En una entrevista con la revista People, Ariel admitió que originalmente hizo una prueba de pantalla para interpretar al personaje principal en la película de 2006, pero le pidieron que lo intentara nuevamente, esta vez en el papel de Cecilia Banks.
Ariel dijo que «realmente, realmente quería interpretar» a Aquamarine en la película, y se presentó a la audición con una peluca azul, un guiño al cabello del personaje del libro en el que se basa la película.
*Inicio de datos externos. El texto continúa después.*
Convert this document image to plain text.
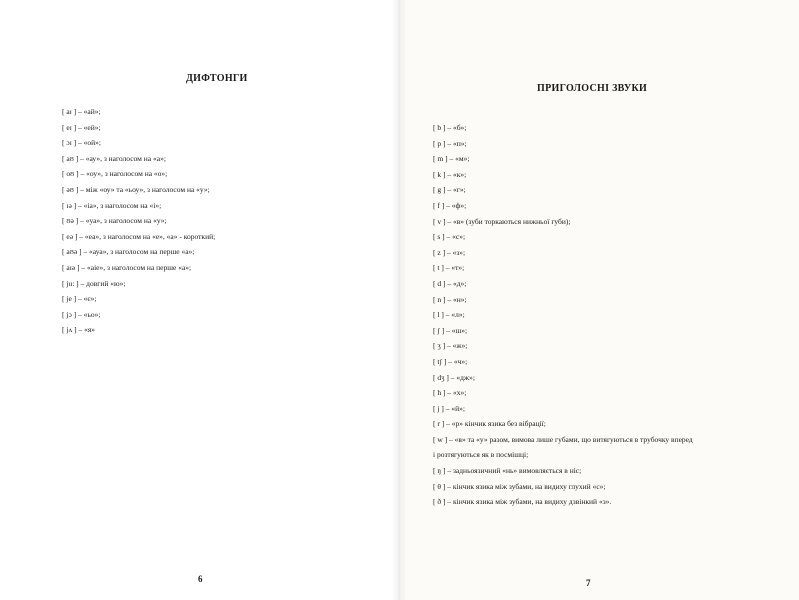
ДИФТОНГИ
[ aɪ ] – «ай»;
[ eɪ ] – «ей»;
[ ɔɪ ] – «ой»;
[ aʊ ] – «ау», з наголосом на «а»;
[ oʊ ] – «оу», з наголосом на «о»;
[ əʊ ] – між «оу» та «ьоу», з наголосом на «у»;
[ ɪə ] – «іа», з наголосом на «і»;
[ ʊə ] – «уа», з наголосом на «у»;
[ eə ] – «еа», з наголосом на «е», «а» - короткий;
[ aʊə ] – «ауа», з наголосом на перше «а»;
[ aɪə ] – «аіе», з наголосом на перше «а»;
[ ju: ] – довгий «ю»;
[ je ] – «є»;
[ jɔ ] – «ьо»;
[ jʌ ] – «я»
6
ПРИГОЛОСНІ ЗВУКИ
[ b ] – «б»;
[ p ] – «п»;
[ m ] – «м»;
[ k ] – «к»;
[ g ] – «г»;
[ f ] – «ф»;
[ v ] – «в» (зуби торкаються нижньої губи);
[ s ] – «с»;
[ z ] – «з»;
[ t ] – «т»;
[ d ] – «д»;
[ n ] – «н»;
[ l ] – «л»;
[ ʃ ] – «ш»;
[ ʒ ] – «ж»;
[ tʃ ] – «ч»;
[ dʒ ] – «дж»;
[ h ] – «х»;
[ j ] – «й»;
[ r ] – «р» кінчик язика без вібрації;
[ w ] – «в» та «у» разом, вимова лише губами, що витягуються в трубочку вперед
і розтягуються як в посмішці;
[ ŋ ] – задньоязичний «нь» вимовляється в ніс;
[ θ ] – кінчик язика між зубами, на видиху глухий «с»;
[ ð ] – кінчик язика між зубами, на видиху дзвінкий «з».
7
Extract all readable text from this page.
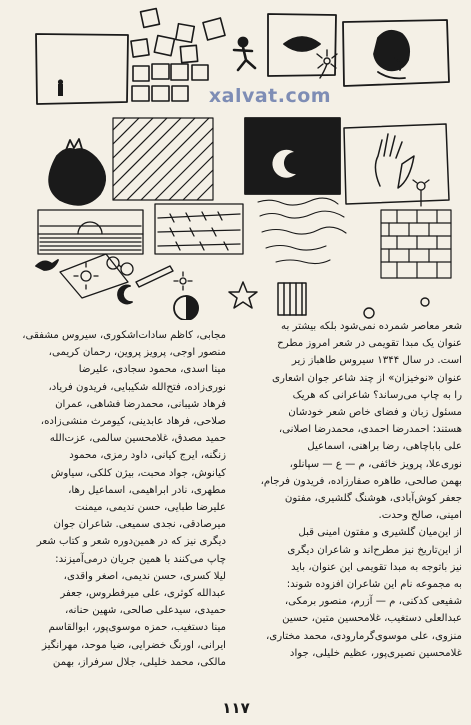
xalvat.com
شعر معاصر شمرده نمی‌شود بلکه بیشتر به
عنوان یک مبدا تقویمی در شعر امروز مطرح
است. در سال ۱۳۴۴ سیروس طاهباز زیر
عنوان «نوخیزان» از چند شاعر جوان اشعاری
را به چاپ می‌رساند؟ شاعرانی که هریک
مسئول زبان و فضای خاص شعر خودشان
هستند: احمدرضا احمدی، محمدرضا اصلانی،
علی باباچاهی، رضا براهنی، اسماعیل
نوری‌علا، پرویز خائفی، م — ع — سپانلو،
بهمن صالحی، طاهره صفارزاده، فریدون فرجام،
جعفر کوش‌آبادی، هوشنگ گلشیری، مفتون
امینی، صالح وحدت.
از این‌میان گلشیری و مفتون امینی قبل
از این‌تاریخ نیز مطرح‌اند و شاعران دیگری
نیز باتوجه به مبدا تقویمی این عنوان، باید
به مجموعه نام این شاعران افزوده شوند:
شفیعی کدکنی، م — آزرم، منصور برمکی،
عبدالعلی دستغیب، غلامحسین متین، حسین
منزوی، علی موسوی‌گرمارودی، محمد مختاری،
غلامحسین نصیری‌پور، عظیم خلیلی، جواد
مجابی، کاظم سادات‌اشکوری، سیروس مشفقی،
منصور اوجی، پرویز پروین، رحمان کریمی،
مینا اسدی، محمود سجادی، علیرضا
نوری‌زاده، فتح‌الله شکیبایی، فریدون فریاد،
فرهاد شیبانی، محمدرضا فشاهی، عمران
صلاحی، فرهاد عابدینی، کیومرث منشی‌زاده،
حمید مصدق، غلامحسین سالمی، عزت‌الله
زنگنه، ایرج کیانی، داود رمزی، محمود
کیانوش، جواد محبت، بیژن کلکی، سیاوش
مطهری، نادر ابراهیمی، اسماعیل رها،
علیرضا طبایی، حسن ندیمی، میمنت
میرصادقی، نجدی سمیعی. شاعران جوان
دیگری نیز که در همین‌دوره شعر و کتاب شعر
چاپ می‌کنند با همین جریان درمی‌آمیزند:
لیلا کسری، حسن ندیمی، اصغر واقدی،
عبدالله کوثری، علی میرفطروس، جعفر
حمیدی، سیدعلی صالحی، شهین حنانه،
مینا دستغیب، حمزه موسوی‌پور، ابوالقاسم
ایرانی، اورنگ خضرایی، ضیا موحد، مهرانگیز
مالکی، محمد خلیلی، جلال سرفراز، بهمن
۱۱۷
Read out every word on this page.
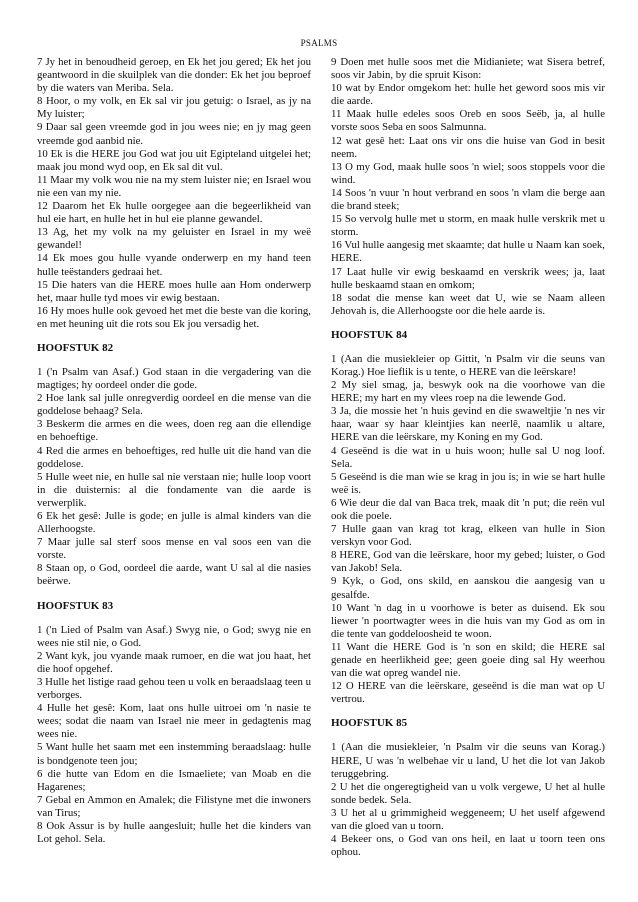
PSALMS

7 Jy het in benoudheid geroep, en Ek het jou gered; Ek het jou geantwoord in die skuilplek van die donder: Ek het jou beproef by die waters van Meriba. Sela.

8 Hoor, o my volk, en Ek sal vir jou getuig: o Israel, as jy na My luister;

9 Daar sal geen vreemde god in jou wees nie; en jy mag geen vreemde god aanbid nie.

10 Ek is die HERE jou God wat jou uit Egipteland uitgelei het; maak jou mond wyd oop, en Ek sal dit vul.

11 Maar my volk wou nie na my stem luister nie; en Israel wou nie een van my nie.

12 Daarom het Ek hulle oorgegee aan die begeerlikheid van hul eie hart, en hulle het in hul eie planne gewandel.

13 Ag, het my volk na my geluister en Israel in my weë gewandel!

14 Ek moes gou hulle vyande onderwerp en my hand teen hulle teëstanders gedraai het.

15 Die haters van die HERE moes hulle aan Hom onderwerp het, maar hulle tyd moes vir ewig bestaan.

16 Hy moes hulle ook gevoed het met die beste van die koring, en met heuning uit die rots sou Ek jou versadig het.

HOOFSTUK 82

1 ('n Psalm van Asaf.) God staan in die vergadering van die magtiges; hy oordeel onder die gode.

2 Hoe lank sal julle onregverdig oordeel en die mense van die goddelose behaag? Sela.

3 Beskerm die armes en die wees, doen reg aan die ellendige en behoeftige.

4 Red die armes en behoeftiges, red hulle uit die hand van die goddelose.

5 Hulle weet nie, en hulle sal nie verstaan nie; hulle loop voort in die duisternis: al die fondamente van die aarde is verwerplik.

6 Ek het gesê: Julle is gode; en julle is almal kinders van die Allerhoogste.

7 Maar julle sal sterf soos mense en val soos een van die vorste.

8 Staan op, o God, oordeel die aarde, want U sal al die nasies beërwe.

HOOFSTUK 83

1 ('n Lied of Psalm van Asaf.) Swyg nie, o God; swyg nie en wees nie stil nie, o God.

2 Want kyk, jou vyande maak rumoer, en die wat jou haat, het die hoof opgehef.

3 Hulle het listige raad gehou teen u volk en beraadslaag teen u verborges.

4 Hulle het gesê: Kom, laat ons hulle uitroei om 'n nasie te wees; sodat die naam van Israel nie meer in gedagtenis mag wees nie.

5 Want hulle het saam met een instemming beraadslaag: hulle is bondgenote teen jou;

6 die hutte van Edom en die Ismaeliete; van Moab en die Hagarenes;

7 Gebal en Ammon en Amalek; die Filistyne met die inwoners van Tirus;

8 Ook Assur is by hulle aangesluit; hulle het die kinders van Lot gehol. Sela.

9 Doen met hulle soos met die Midianiete; wat Sisera betref, soos vir Jabin, by die spruit Kison:

10 wat by Endor omgekom het: hulle het geword soos mis vir die aarde.

11 Maak hulle edeles soos Oreb en soos Seëb, ja, al hulle vorste soos Seba en soos Salmunna.

12 wat gesê het: Laat ons vir ons die huise van God in besit neem.

13 O my God, maak hulle soos 'n wiel; soos stoppels voor die wind.

14 Soos 'n vuur 'n hout verbrand en soos 'n vlam die berge aan die brand steek;

15 So vervolg hulle met u storm, en maak hulle verskrik met u storm.

16 Vul hulle aangesig met skaamte; dat hulle u Naam kan soek, HERE.

17 Laat hulle vir ewig beskaamd en verskrik wees; ja, laat hulle beskaamd staan en omkom;

18 sodat die mense kan weet dat U, wie se Naam alleen Jehovah is, die Allerhoogste oor die hele aarde is.

HOOFSTUK 84

1 (Aan die musiekleier op Gittit, 'n Psalm vir die seuns van Korag.) Hoe lieflik is u tente, o HERE van die leërskare!

2 My siel smag, ja, beswyk ook na die voorhowe van die HERE; my hart en my vlees roep na die lewende God.

3 Ja, die mossie het 'n huis gevind en die swaweltjie 'n nes vir haar, waar sy haar kleintjies kan neerlê, naamlik u altare, HERE van die leërskare, my Koning en my God.

4 Geseënd is die wat in u huis woon; hulle sal U nog loof. Sela.

5 Geseënd is die man wie se krag in jou is; in wie se hart hulle weë is.

6 Wie deur die dal van Baca trek, maak dit 'n put; die reën vul ook die poele.

7 Hulle gaan van krag tot krag, elkeen van hulle in Sion verskyn voor God.

8 HERE, God van die leërskare, hoor my gebed; luister, o God van Jakob! Sela.

9 Kyk, o God, ons skild, en aanskou die aangesig van u gesalfde.

10 Want 'n dag in u voorhowe is beter as duisend. Ek sou liewer 'n poortwagter wees in die huis van my God as om in die tente van goddeloosheid te woon.

11 Want die HERE God is 'n son en skild; die HERE sal genade en heerlikheid gee; geen goeie ding sal Hy weerhou van die wat opreg wandel nie.

12 O HERE van die leërskare, geseënd is die man wat op U vertrou.

HOOFSTUK 85

1 (Aan die musiekleier, 'n Psalm vir die seuns van Korag.) HERE, U was 'n welbehae vir u land, U het die lot van Jakob teruggebring.

2 U het die ongeregtigheid van u volk vergewe, U het al hulle sonde bedek. Sela.

3 U het al u grimmigheid weggeneem; U het uself afgewend van die gloed van u toorn.

4 Bekeer ons, o God van ons heil, en laat u toorn teen ons ophou.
«Me pidieron que volviera por Cecilia. Para ser honesto, me tomó un tiempo porque estaba muy desconsolada».
«Realmente luché con eso. ‘¿Estaré mentalmente bien si no interpreto a una sirena y voy a estar en una película de sirenas todos los días?’ Esa fue una pregunta muy real.
«Y pensé: ‘Sí, por supuesto que sí. Quiero estar en esto. ¿Qué estoy haciendo? Deja mi ego a un lado'».
Este papel se convirtió en un papel decisivo en la carrera de Ariel. Ariel está decidida a hacer de Cecilia una «chica mala con corazón».
Ella dijo: «Esta película me ayudó a encontrar mi voz en el set, probablemente más de lo que pensaban».
Una de las escenas más icónicas de Cecilia en la película es cuando exclama sobre la sirena interpretada por Sara Paxton: «¡Es un pez!».
Ariel admitió que en realidad improvisó esta frase.
Ella dijo: «No estaba en el guión que yo gritara ‘¡Es un pez!’ así.»
«Hubo pequeños momentos en los que nos divertimos mucho jugando juntos y pidiendo a la gente que le diera su propio toque. Creo que eso me dio la confianza para expresar mi opinión sobre otros sets por primera vez y decir: ‘Oye, ¿puedo probar esto? Así es como lo pienso. Veamos cómo va'».
Respecto a los efectos duraderos de la aguamarina, Ariel concluyó: «Sigue siendo una experiencia especial en mi vida y definitivamente se destaca porque cuando la gente se me acerca y comparte sus recuerdos de la película, la hace aún más especial para mí».